Andreas Bischof is a post-doctoral research fellow in the Junior Research Group “Miteinander” at the Chair of Media Informatics at Chemnitz University of Technology. Initially a student of Cultural Sciences and Sociology, he began working on media communication and social technologies in 2012 with his Master’s Thesis on teenage Facebook use. Unsatisfied with researching technology just from the angle of use, he became interested in Science and Technology Studies and technology genesis. After his PhD on the epistemics of social robotics, he joined an interdisciplinary research group doing participatory design for Internet of Things products.
„What makes robots social? In search of answers, Andreas Bischof visited research laboratories and conferences in Europe and North America. Thousands of designers, computer scientists and engineers in numerous research projects work on realizing a future, where robots leave factory buildings and become part of everyday worlds, such as hospitals or private homes. In their work they are faced with the challenge of translating the ambivalences and contingencies of everyday interactions into the discrete mathematics of the machines.
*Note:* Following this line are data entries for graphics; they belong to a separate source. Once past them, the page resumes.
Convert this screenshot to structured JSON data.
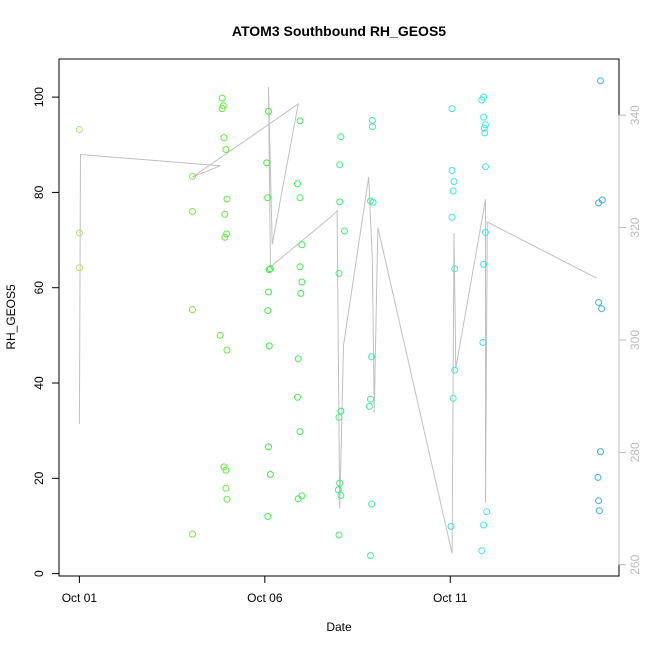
{
  "chart_data": {
    "type": "scatter",
    "title": "ATOM3 Southbound RH_GEOS5",
    "xlabel": "Date",
    "ylabel": "RH_GEOS5",
    "x_ticks": [
      {
        "value": 0,
        "label": "Oct 01"
      },
      {
        "value": 5,
        "label": "Oct 06"
      },
      {
        "value": 10,
        "label": "Oct 11"
      }
    ],
    "xlim": [
      -0.55,
      14.55
    ],
    "ylim": [
      -0.5,
      108
    ],
    "y_ticks": [
      0,
      20,
      40,
      60,
      80,
      100
    ],
    "y2lim": [
      258,
      350
    ],
    "y2_ticks": [
      260,
      280,
      300,
      320,
      340
    ],
    "secondary_color": "#c0c0c0",
    "grid": false,
    "legend": "none",
    "series": [
      {
        "color_by": "latitude",
        "points": [
          {
            "x": 0.0,
            "y": 93.2,
            "c": "#a6e86a"
          },
          {
            "x": 0.0,
            "y": 71.5,
            "c": "#a6e86a"
          },
          {
            "x": 0.0,
            "y": 64.2,
            "c": "#a6e86a"
          },
          {
            "x": 3.05,
            "y": 83.4,
            "c": "#7de840"
          },
          {
            "x": 3.05,
            "y": 76.0,
            "c": "#7de840"
          },
          {
            "x": 3.05,
            "y": 55.4,
            "c": "#7de840"
          },
          {
            "x": 3.05,
            "y": 8.3,
            "c": "#7de840"
          },
          {
            "x": 3.85,
            "y": 99.8,
            "c": "#5ef03a"
          },
          {
            "x": 3.88,
            "y": 98.2,
            "c": "#5ef03a"
          },
          {
            "x": 3.85,
            "y": 97.6,
            "c": "#5ef03a"
          },
          {
            "x": 3.9,
            "y": 91.5,
            "c": "#5ef03a"
          },
          {
            "x": 3.95,
            "y": 89.0,
            "c": "#5ef03a"
          },
          {
            "x": 3.98,
            "y": 78.6,
            "c": "#5ef03a"
          },
          {
            "x": 3.92,
            "y": 75.4,
            "c": "#5ef03a"
          },
          {
            "x": 3.97,
            "y": 71.3,
            "c": "#5ef03a"
          },
          {
            "x": 3.92,
            "y": 70.6,
            "c": "#5ef03a"
          },
          {
            "x": 3.8,
            "y": 50.0,
            "c": "#5ef03a"
          },
          {
            "x": 3.98,
            "y": 46.9,
            "c": "#5ef03a"
          },
          {
            "x": 3.9,
            "y": 22.4,
            "c": "#5ef03a"
          },
          {
            "x": 3.95,
            "y": 21.7,
            "c": "#5ef03a"
          },
          {
            "x": 3.95,
            "y": 17.9,
            "c": "#5ef03a"
          },
          {
            "x": 3.98,
            "y": 15.6,
            "c": "#5ef03a"
          },
          {
            "x": 5.1,
            "y": 97.0,
            "c": "#3cf03c"
          },
          {
            "x": 5.05,
            "y": 86.2,
            "c": "#3cf03c"
          },
          {
            "x": 5.08,
            "y": 78.9,
            "c": "#3cf03c"
          },
          {
            "x": 5.15,
            "y": 64.0,
            "c": "#3cf03c"
          },
          {
            "x": 5.12,
            "y": 63.8,
            "c": "#3cf03c"
          },
          {
            "x": 5.1,
            "y": 59.1,
            "c": "#3cf03c"
          },
          {
            "x": 5.08,
            "y": 55.2,
            "c": "#3cf03c"
          },
          {
            "x": 5.12,
            "y": 47.8,
            "c": "#3cf03c"
          },
          {
            "x": 5.1,
            "y": 26.6,
            "c": "#3cf03c"
          },
          {
            "x": 5.15,
            "y": 20.8,
            "c": "#3cf03c"
          },
          {
            "x": 5.08,
            "y": 12.0,
            "c": "#3cf03c"
          },
          {
            "x": 5.95,
            "y": 95.0,
            "c": "#3cf050"
          },
          {
            "x": 5.88,
            "y": 81.8,
            "c": "#3cf050"
          },
          {
            "x": 5.95,
            "y": 78.9,
            "c": "#3cf050"
          },
          {
            "x": 6.0,
            "y": 69.0,
            "c": "#3cf050"
          },
          {
            "x": 5.95,
            "y": 64.4,
            "c": "#3cf050"
          },
          {
            "x": 6.0,
            "y": 61.2,
            "c": "#3cf050"
          },
          {
            "x": 5.97,
            "y": 58.8,
            "c": "#3cf050"
          },
          {
            "x": 5.9,
            "y": 45.1,
            "c": "#3cf050"
          },
          {
            "x": 5.88,
            "y": 37.0,
            "c": "#3cf050"
          },
          {
            "x": 5.95,
            "y": 29.8,
            "c": "#3cf050"
          },
          {
            "x": 6.0,
            "y": 16.3,
            "c": "#3cf050"
          },
          {
            "x": 5.9,
            "y": 15.7,
            "c": "#3cf050"
          },
          {
            "x": 7.05,
            "y": 91.7,
            "c": "#3cf07a"
          },
          {
            "x": 7.02,
            "y": 85.8,
            "c": "#3cf07a"
          },
          {
            "x": 7.02,
            "y": 78.0,
            "c": "#3cf07a"
          },
          {
            "x": 7.15,
            "y": 71.9,
            "c": "#3cf07a"
          },
          {
            "x": 7.0,
            "y": 63.0,
            "c": "#3cf07a"
          },
          {
            "x": 7.05,
            "y": 34.1,
            "c": "#3cf07a"
          },
          {
            "x": 7.0,
            "y": 32.8,
            "c": "#3cf07a"
          },
          {
            "x": 7.02,
            "y": 19.0,
            "c": "#3cf07a"
          },
          {
            "x": 6.98,
            "y": 17.6,
            "c": "#3cf07a"
          },
          {
            "x": 7.05,
            "y": 16.4,
            "c": "#3cf07a"
          },
          {
            "x": 7.0,
            "y": 8.1,
            "c": "#3cf07a"
          },
          {
            "x": 7.9,
            "y": 95.1,
            "c": "#3cf0a0"
          },
          {
            "x": 7.9,
            "y": 93.8,
            "c": "#3cf0a0"
          },
          {
            "x": 7.85,
            "y": 78.2,
            "c": "#3cf0a0"
          },
          {
            "x": 7.92,
            "y": 77.9,
            "c": "#3cf0a0"
          },
          {
            "x": 7.88,
            "y": 45.5,
            "c": "#3cf0a0"
          },
          {
            "x": 7.85,
            "y": 36.6,
            "c": "#3cf0a0"
          },
          {
            "x": 7.82,
            "y": 35.1,
            "c": "#3cf0a0"
          },
          {
            "x": 7.88,
            "y": 14.6,
            "c": "#3cf0a0"
          },
          {
            "x": 7.85,
            "y": 3.8,
            "c": "#3cf0a0"
          },
          {
            "x": 10.05,
            "y": 97.6,
            "c": "#3ce8d8"
          },
          {
            "x": 10.05,
            "y": 84.6,
            "c": "#3ce8d8"
          },
          {
            "x": 10.1,
            "y": 82.3,
            "c": "#3ce8d8"
          },
          {
            "x": 10.08,
            "y": 80.3,
            "c": "#3ce8d8"
          },
          {
            "x": 10.05,
            "y": 74.8,
            "c": "#3ce8d8"
          },
          {
            "x": 10.12,
            "y": 64.0,
            "c": "#3ce8d8"
          },
          {
            "x": 10.12,
            "y": 42.7,
            "c": "#3ce8d8"
          },
          {
            "x": 10.08,
            "y": 36.8,
            "c": "#3ce8d8"
          },
          {
            "x": 10.02,
            "y": 9.9,
            "c": "#3ce8d8"
          },
          {
            "x": 10.85,
            "y": 99.4,
            "c": "#3ce8e8"
          },
          {
            "x": 10.9,
            "y": 100.0,
            "c": "#3ce8e8"
          },
          {
            "x": 10.9,
            "y": 95.8,
            "c": "#3ce8e8"
          },
          {
            "x": 10.95,
            "y": 94.2,
            "c": "#3ce8e8"
          },
          {
            "x": 10.92,
            "y": 93.5,
            "c": "#3ce8e8"
          },
          {
            "x": 10.93,
            "y": 92.5,
            "c": "#3ce8e8"
          },
          {
            "x": 10.95,
            "y": 85.4,
            "c": "#3ce8e8"
          },
          {
            "x": 10.95,
            "y": 71.6,
            "c": "#3ce8e8"
          },
          {
            "x": 10.9,
            "y": 64.9,
            "c": "#3ce8e8"
          },
          {
            "x": 10.88,
            "y": 48.5,
            "c": "#3ce8e8"
          },
          {
            "x": 10.98,
            "y": 13.0,
            "c": "#3ce8e8"
          },
          {
            "x": 10.9,
            "y": 10.2,
            "c": "#3ce8e8"
          },
          {
            "x": 10.85,
            "y": 4.8,
            "c": "#3ce8e8"
          },
          {
            "x": 14.05,
            "y": 103.4,
            "c": "#3cb0e8"
          },
          {
            "x": 14.1,
            "y": 78.4,
            "c": "#3cb0e8"
          },
          {
            "x": 14.0,
            "y": 77.8,
            "c": "#3cb0e8"
          },
          {
            "x": 14.0,
            "y": 56.9,
            "c": "#3cb0e8"
          },
          {
            "x": 14.08,
            "y": 55.6,
            "c": "#3cb0e8"
          },
          {
            "x": 14.05,
            "y": 25.6,
            "c": "#3cb0e8"
          },
          {
            "x": 13.98,
            "y": 20.2,
            "c": "#3cb0e8"
          },
          {
            "x": 14.0,
            "y": 15.3,
            "c": "#3cb0e8"
          },
          {
            "x": 14.02,
            "y": 13.2,
            "c": "#3cb0e8"
          }
        ]
      },
      {
        "axis": "secondary",
        "line": [
          {
            "x": 0.0,
            "y": 285
          },
          {
            "x": 0.03,
            "y": 333
          },
          {
            "x": 3.8,
            "y": 331
          },
          {
            "x": 3.05,
            "y": 329
          },
          {
            "x": 5.9,
            "y": 342
          },
          {
            "x": 5.2,
            "y": 317
          },
          {
            "x": 5.1,
            "y": 345
          },
          {
            "x": 5.15,
            "y": 313
          },
          {
            "x": 6.8,
            "y": 322
          },
          {
            "x": 6.95,
            "y": 323
          },
          {
            "x": 7.02,
            "y": 270
          },
          {
            "x": 7.12,
            "y": 299
          },
          {
            "x": 7.8,
            "y": 329
          },
          {
            "x": 7.9,
            "y": 314
          },
          {
            "x": 7.95,
            "y": 287
          },
          {
            "x": 8.05,
            "y": 320
          },
          {
            "x": 10.05,
            "y": 262
          },
          {
            "x": 10.1,
            "y": 319
          },
          {
            "x": 10.15,
            "y": 295
          },
          {
            "x": 10.95,
            "y": 325
          },
          {
            "x": 10.95,
            "y": 271
          },
          {
            "x": 11.0,
            "y": 321
          },
          {
            "x": 13.95,
            "y": 311
          }
        ]
      }
    ]
  }
}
The talk traces these translations, their conditions and implications. It critically discusses the modes of research in social robotics, methods of Human-Robot Interaction (HRI) and everyday practices in robotics research groups. Especially the latter shape how HRI approaches social situations of use and communication. Understanding such “epistemic practices” of HRI, it becomes obvious that social robotics is not just about making a machine work, but about configuring the user and the situation of use.
Andreas Bischof
Who is Configuring Whom? Constructing Social Robots
Monday, April 23th 2018 / 19:00
Raum 116 / van de Velde Werkstatt
Geschwister-Scholl-Str. 7
99423 Weimar
This talk is part of the Bauhausinteraction Colloquium.